Sciolse l'abbraccio e la vidi mentre passava al vaglio gli schizzi di sangue secco sulla camicia. Mi prese le mani, verificandone le evidenti tracce di una colluttazione. Infine, alzò gli occhi verdi su di me.

«Hai vendicato Sergej?»

Ho fatto giustizia per te.

«Anche.»

Sospirò, sembrava turbata. «Venite dentro. Tutti quanti.»

«Non è il caso, Lea.»

E lei non mi ascoltò. Si girò verso il suo nuovo pubblico.

«Andrey, siete miei ospiti. E dentro al Sweety comando io.»

Voltandosi aprì il cancello, si avviò verso l'entrata. Mi lasciò dov'ero.

«Io ho sete» disse Andrey.

Ed entrarono tutti prima di me.

***

Gli uomini erano stanchi, ma di buon umore. Lea portò la cassetta del pronto soccorso per quelli più ammaccati che viaggiavano sull'Audi distrutta.

Erano rumorosi, sguaiati, e le loro voci parevano boati all'interno del Sweety deserto.

La padrona di casa appoggiò al tavolo due vassoi di bicchieri, due bottiglie di Vodka e due di Martini.

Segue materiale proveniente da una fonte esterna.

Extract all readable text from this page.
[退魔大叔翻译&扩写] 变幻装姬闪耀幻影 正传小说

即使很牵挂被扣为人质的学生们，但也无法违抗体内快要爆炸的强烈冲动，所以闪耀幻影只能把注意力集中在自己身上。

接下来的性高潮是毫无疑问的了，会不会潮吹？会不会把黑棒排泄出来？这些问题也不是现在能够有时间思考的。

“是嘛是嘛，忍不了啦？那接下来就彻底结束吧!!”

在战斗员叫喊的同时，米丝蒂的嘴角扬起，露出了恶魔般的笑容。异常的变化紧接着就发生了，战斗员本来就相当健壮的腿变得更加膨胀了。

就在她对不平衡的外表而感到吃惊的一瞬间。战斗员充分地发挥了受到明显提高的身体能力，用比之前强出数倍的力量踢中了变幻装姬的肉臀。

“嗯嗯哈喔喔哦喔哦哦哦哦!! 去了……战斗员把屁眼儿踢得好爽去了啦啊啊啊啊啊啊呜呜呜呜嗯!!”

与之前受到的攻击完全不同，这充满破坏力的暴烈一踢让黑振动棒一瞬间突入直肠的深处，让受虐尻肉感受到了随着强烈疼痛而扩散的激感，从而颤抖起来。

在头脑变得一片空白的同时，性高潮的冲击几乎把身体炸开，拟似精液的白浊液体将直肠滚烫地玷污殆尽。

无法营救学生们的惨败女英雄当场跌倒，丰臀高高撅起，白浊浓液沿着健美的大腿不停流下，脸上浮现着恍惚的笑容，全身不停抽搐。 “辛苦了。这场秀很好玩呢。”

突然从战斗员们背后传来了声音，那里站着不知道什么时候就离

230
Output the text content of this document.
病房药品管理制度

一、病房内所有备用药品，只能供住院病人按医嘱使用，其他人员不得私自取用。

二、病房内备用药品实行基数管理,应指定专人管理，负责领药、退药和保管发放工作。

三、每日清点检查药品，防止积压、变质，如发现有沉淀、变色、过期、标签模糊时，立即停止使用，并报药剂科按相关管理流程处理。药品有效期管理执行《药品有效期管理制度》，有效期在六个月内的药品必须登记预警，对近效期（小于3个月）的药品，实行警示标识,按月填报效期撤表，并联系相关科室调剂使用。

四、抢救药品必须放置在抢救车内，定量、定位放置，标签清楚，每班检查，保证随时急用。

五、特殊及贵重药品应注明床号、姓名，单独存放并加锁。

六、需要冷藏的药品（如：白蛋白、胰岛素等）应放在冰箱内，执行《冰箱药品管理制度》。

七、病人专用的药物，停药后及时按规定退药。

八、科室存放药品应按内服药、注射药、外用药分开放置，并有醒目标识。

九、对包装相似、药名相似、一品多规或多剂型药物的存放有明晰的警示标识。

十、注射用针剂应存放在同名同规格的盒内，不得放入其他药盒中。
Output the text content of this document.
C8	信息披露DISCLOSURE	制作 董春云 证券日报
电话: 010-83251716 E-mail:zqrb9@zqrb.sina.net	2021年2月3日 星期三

«Sarete affamati, vi porto due stuzzichini, ma qui non abbiamo una vera cucina.»

«Grazie Rossa, davvero» disse Andrey, e Lea sorrise, e io mi illuminai con lei.

La seguii nel magazzino, che poi in realtà, pur con l'assenza di forni, era ben attrezzata anche come cucina.

«Ti aiuto, bambina.»

«Non serve. Stai con i tuoi uomini.»

«Preferisco stare con la mia donna.»

Mi baciò su una guancia con una dose così abbondante d'innocenza che mi sentii in colpa, senza sapere il perché.

Preparammo patatine, bruschette, tramezzini e ciotole di olive e salatini. Lo facemmo in silenziosa contemplazione della nostra stanchezza, ma Lea sembrava rilassata. Si tolse le scarpe, e ancora una volta mi parve troppo, decisamente troppo picccola per tutto quello che aveva vissuto.